L’évêque d’Évreux [2] est mort ici asthmatique [3] avec le vin émétique [4][5] de Guénault [6] et des Fougerais. [7] Le jour avant sa mort, comme on le saignait de peur qu’il n’étouffât, [8] il sortit avec le sang un ver [9] gros comme une plume et long d’un quartier. [1] Le cardinal Mazarin [10] a touché avant que de mourir 500 000 livres d’argent comptant pour la charge de chancelier de la reine, qu’il a vendue à M. de Fieubet, [11] maître des requêtes[2] De plus, il s’est fait payer de ses gages pour l’an 1661 des places et gouvernements qu’il avait, et a demandé à M. Tubeuf [12] une somme de 26 francs qu’il lui devait de reste d’un certain jour qu’ils avaient joué ensemble, n’était-ce pas être bon ménager ? On dit qu’il n’a rien fait en mourant que ce qu’il avait fait durant sa vie.
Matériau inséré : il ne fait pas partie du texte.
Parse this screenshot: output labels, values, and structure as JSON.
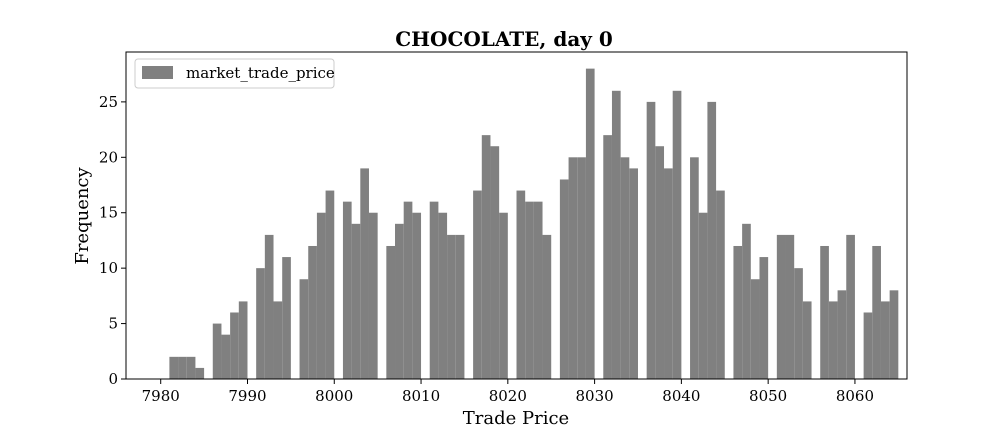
{
  "chart_data": {
    "type": "histogram",
    "title": "CHOCOLATE, day 0",
    "xlabel": "Trade Price",
    "ylabel": "Frequency",
    "xlim": [
      7976,
      8066
    ],
    "ylim": [
      0,
      29.5
    ],
    "xticks": [
      7980,
      7990,
      8000,
      8010,
      8020,
      8030,
      8040,
      8050,
      8060
    ],
    "yticks": [
      0,
      5,
      10,
      15,
      20,
      25
    ],
    "bin_width": 1,
    "legend": {
      "position": "upper-left",
      "entries": [
        "market_trade_price"
      ]
    },
    "series": [
      {
        "name": "market_trade_price",
        "color": "#808080",
        "bins": [
          {
            "x": 7981,
            "y": 2
          },
          {
            "x": 7982,
            "y": 2
          },
          {
            "x": 7983,
            "y": 2
          },
          {
            "x": 7984,
            "y": 1
          },
          {
            "x": 7985,
            "y": 0
          },
          {
            "x": 7986,
            "y": 5
          },
          {
            "x": 7987,
            "y": 4
          },
          {
            "x": 7988,
            "y": 6
          },
          {
            "x": 7989,
            "y": 7
          },
          {
            "x": 7990,
            "y": 0
          },
          {
            "x": 7991,
            "y": 10
          },
          {
            "x": 7992,
            "y": 13
          },
          {
            "x": 7993,
            "y": 7
          },
          {
            "x": 7994,
            "y": 11
          },
          {
            "x": 7995,
            "y": 0
          },
          {
            "x": 7996,
            "y": 9
          },
          {
            "x": 7997,
            "y": 12
          },
          {
            "x": 7998,
            "y": 15
          },
          {
            "x": 7999,
            "y": 17
          },
          {
            "x": 8000,
            "y": 0
          },
          {
            "x": 8001,
            "y": 16
          },
          {
            "x": 8002,
            "y": 14
          },
          {
            "x": 8003,
            "y": 19
          },
          {
            "x": 8004,
            "y": 15
          },
          {
            "x": 8005,
            "y": 0
          },
          {
            "x": 8006,
            "y": 12
          },
          {
            "x": 8007,
            "y": 14
          },
          {
            "x": 8008,
            "y": 16
          },
          {
            "x": 8009,
            "y": 15
          },
          {
            "x": 8010,
            "y": 0
          },
          {
            "x": 8011,
            "y": 16
          },
          {
            "x": 8012,
            "y": 15
          },
          {
            "x": 8013,
            "y": 13
          },
          {
            "x": 8014,
            "y": 13
          },
          {
            "x": 8015,
            "y": 0
          },
          {
            "x": 8016,
            "y": 17
          },
          {
            "x": 8017,
            "y": 22
          },
          {
            "x": 8018,
            "y": 21
          },
          {
            "x": 8019,
            "y": 15
          },
          {
            "x": 8020,
            "y": 0
          },
          {
            "x": 8021,
            "y": 17
          },
          {
            "x": 8022,
            "y": 16
          },
          {
            "x": 8023,
            "y": 16
          },
          {
            "x": 8024,
            "y": 13
          },
          {
            "x": 8025,
            "y": 0
          },
          {
            "x": 8026,
            "y": 18
          },
          {
            "x": 8027,
            "y": 20
          },
          {
            "x": 8028,
            "y": 20
          },
          {
            "x": 8029,
            "y": 28
          },
          {
            "x": 8030,
            "y": 0
          },
          {
            "x": 8031,
            "y": 22
          },
          {
            "x": 8032,
            "y": 26
          },
          {
            "x": 8033,
            "y": 20
          },
          {
            "x": 8034,
            "y": 19
          },
          {
            "x": 8035,
            "y": 0
          },
          {
            "x": 8036,
            "y": 25
          },
          {
            "x": 8037,
            "y": 21
          },
          {
            "x": 8038,
            "y": 19
          },
          {
            "x": 8039,
            "y": 26
          },
          {
            "x": 8040,
            "y": 0
          },
          {
            "x": 8041,
            "y": 20
          },
          {
            "x": 8042,
            "y": 15
          },
          {
            "x": 8043,
            "y": 25
          },
          {
            "x": 8044,
            "y": 17
          },
          {
            "x": 8045,
            "y": 0
          },
          {
            "x": 8046,
            "y": 12
          },
          {
            "x": 8047,
            "y": 14
          },
          {
            "x": 8048,
            "y": 9
          },
          {
            "x": 8049,
            "y": 11
          },
          {
            "x": 8050,
            "y": 0
          },
          {
            "x": 8051,
            "y": 13
          },
          {
            "x": 8052,
            "y": 13
          },
          {
            "x": 8053,
            "y": 10
          },
          {
            "x": 8054,
            "y": 7
          },
          {
            "x": 8055,
            "y": 0
          },
          {
            "x": 8056,
            "y": 12
          },
          {
            "x": 8057,
            "y": 7
          },
          {
            "x": 8058,
            "y": 8
          },
          {
            "x": 8059,
            "y": 13
          },
          {
            "x": 8060,
            "y": 0
          },
          {
            "x": 8061,
            "y": 6
          },
          {
            "x": 8062,
            "y": 12
          },
          {
            "x": 8063,
            "y": 7
          },
          {
            "x": 8064,
            "y": 8
          },
          {
            "x": 8065,
            "y": 0
          }
        ]
      }
    ]
  }
}
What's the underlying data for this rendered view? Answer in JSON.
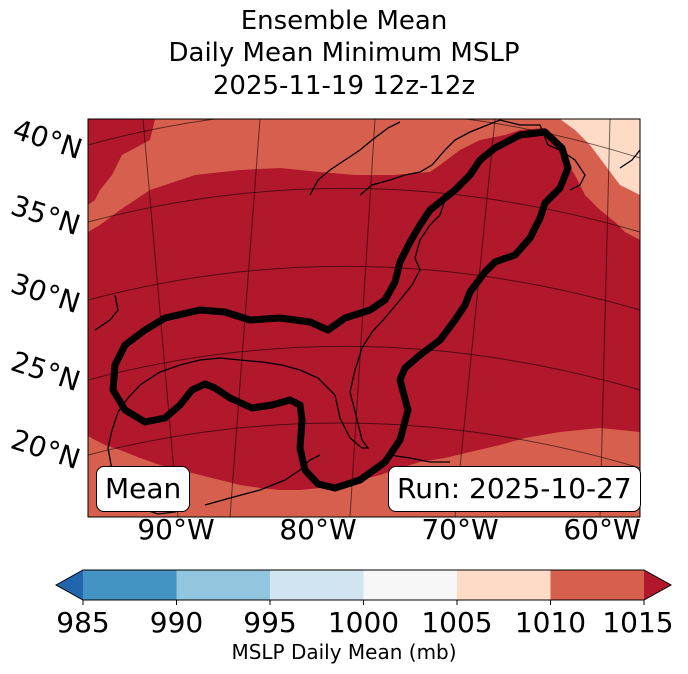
{
  "title": {
    "line1": "Ensemble Mean",
    "line2": "Daily Mean Minimum MSLP",
    "line3": "2025-11-19 12z-12z"
  },
  "map": {
    "lat_labels": [
      "40°N",
      "35°N",
      "30°N",
      "25°N",
      "20°N"
    ],
    "lon_labels": [
      "90°W",
      "80°W",
      "70°W",
      "60°W"
    ],
    "box_left": "Mean",
    "box_right": "Run: 2025-10-27",
    "fill_colors": {
      "ge_1010": "#b2182b",
      "c1005_1010": "#d6604d",
      "c1000_1005": "#fddbc7"
    }
  },
  "colorbar": {
    "label": "MSLP Daily Mean (mb)",
    "ticks": [
      "985",
      "990",
      "995",
      "1000",
      "1005",
      "1010",
      "1015"
    ],
    "colors": [
      "#2166ac",
      "#4393c3",
      "#92c5de",
      "#d1e5f0",
      "#f7f7f7",
      "#fddbc7",
      "#d6604d",
      "#b2182b"
    ]
  }
}
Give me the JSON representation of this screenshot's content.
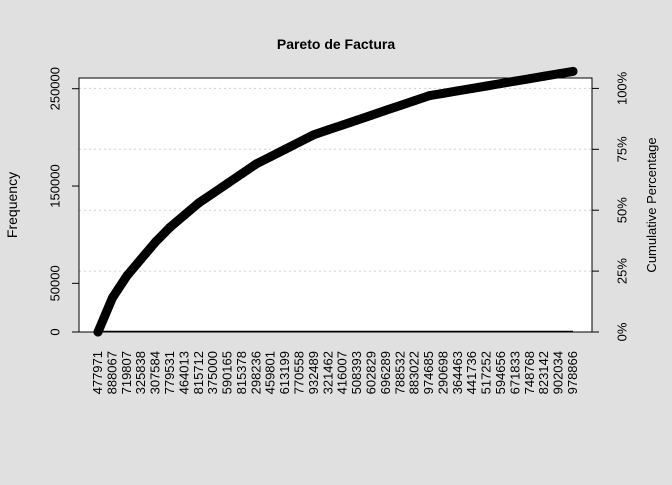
{
  "chart_data": {
    "type": "line",
    "title": "Pareto de Factura",
    "ylabel": "Frequency",
    "y2label": "Cumulative Percentage",
    "ylim": [
      0,
      261000
    ],
    "y_ticks": [
      0,
      50000,
      150000,
      250000
    ],
    "y_tick_labels": [
      "0",
      "50000",
      "150000",
      "250000"
    ],
    "y2_ticks": [
      0,
      25,
      50,
      75,
      100
    ],
    "y2_tick_labels": [
      "0%",
      "25%",
      "50%",
      "75%",
      "100%"
    ],
    "categories": [
      "477971",
      "888067",
      "719807",
      "325838",
      "307584",
      "779531",
      "464013",
      "815712",
      "375000",
      "590165",
      "815378",
      "298236",
      "459801",
      "613199",
      "770558",
      "932489",
      "321462",
      "416007",
      "508393",
      "602829",
      "696289",
      "788532",
      "883022",
      "974685",
      "290698",
      "364463",
      "441736",
      "517252",
      "594656",
      "671833",
      "748768",
      "823142",
      "902034",
      "978866"
    ],
    "series": [
      {
        "y2_values_pct": [
          0,
          14,
          23,
          30,
          37,
          43,
          48,
          53,
          57,
          61,
          65,
          69,
          72,
          75,
          78,
          81,
          83,
          85,
          87,
          89,
          91,
          93,
          95,
          97,
          98,
          99,
          100,
          101,
          102,
          103,
          104,
          105,
          106,
          107
        ]
      }
    ],
    "grid": "horizontal dotted at percentage ticks",
    "colors": {
      "line": "#000000",
      "background": "#e0e0e0",
      "plot_bg": "#ffffff",
      "grid": "#d0d0d0"
    }
  }
}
Il pria M. Joly, [13] curé de Saint-Nicolas, [14] de lui parler de Dieu jusqu’au dernier soupir de sa vie, et que pour lui témoigner qu’il l’entendait, il promit de lui serrer la main : c’est un métier qu’il a toujours fait et qu’il a fort exercé à son profit. [3] Le roi [15] a défendu dans le Louvre que personne n’eût à dire du mal de Mazarin. Il n’en faut donc point parler, ni en mal, de peur de déplaire au roi, ni en bien, de peur de mentir. On commence à débiter ici des épitaphes contre lui. Quand il y en aura quelques bons, nous vous en ferons part ; ils ne se disent encore qu’à l’oreille. Je suis, etc.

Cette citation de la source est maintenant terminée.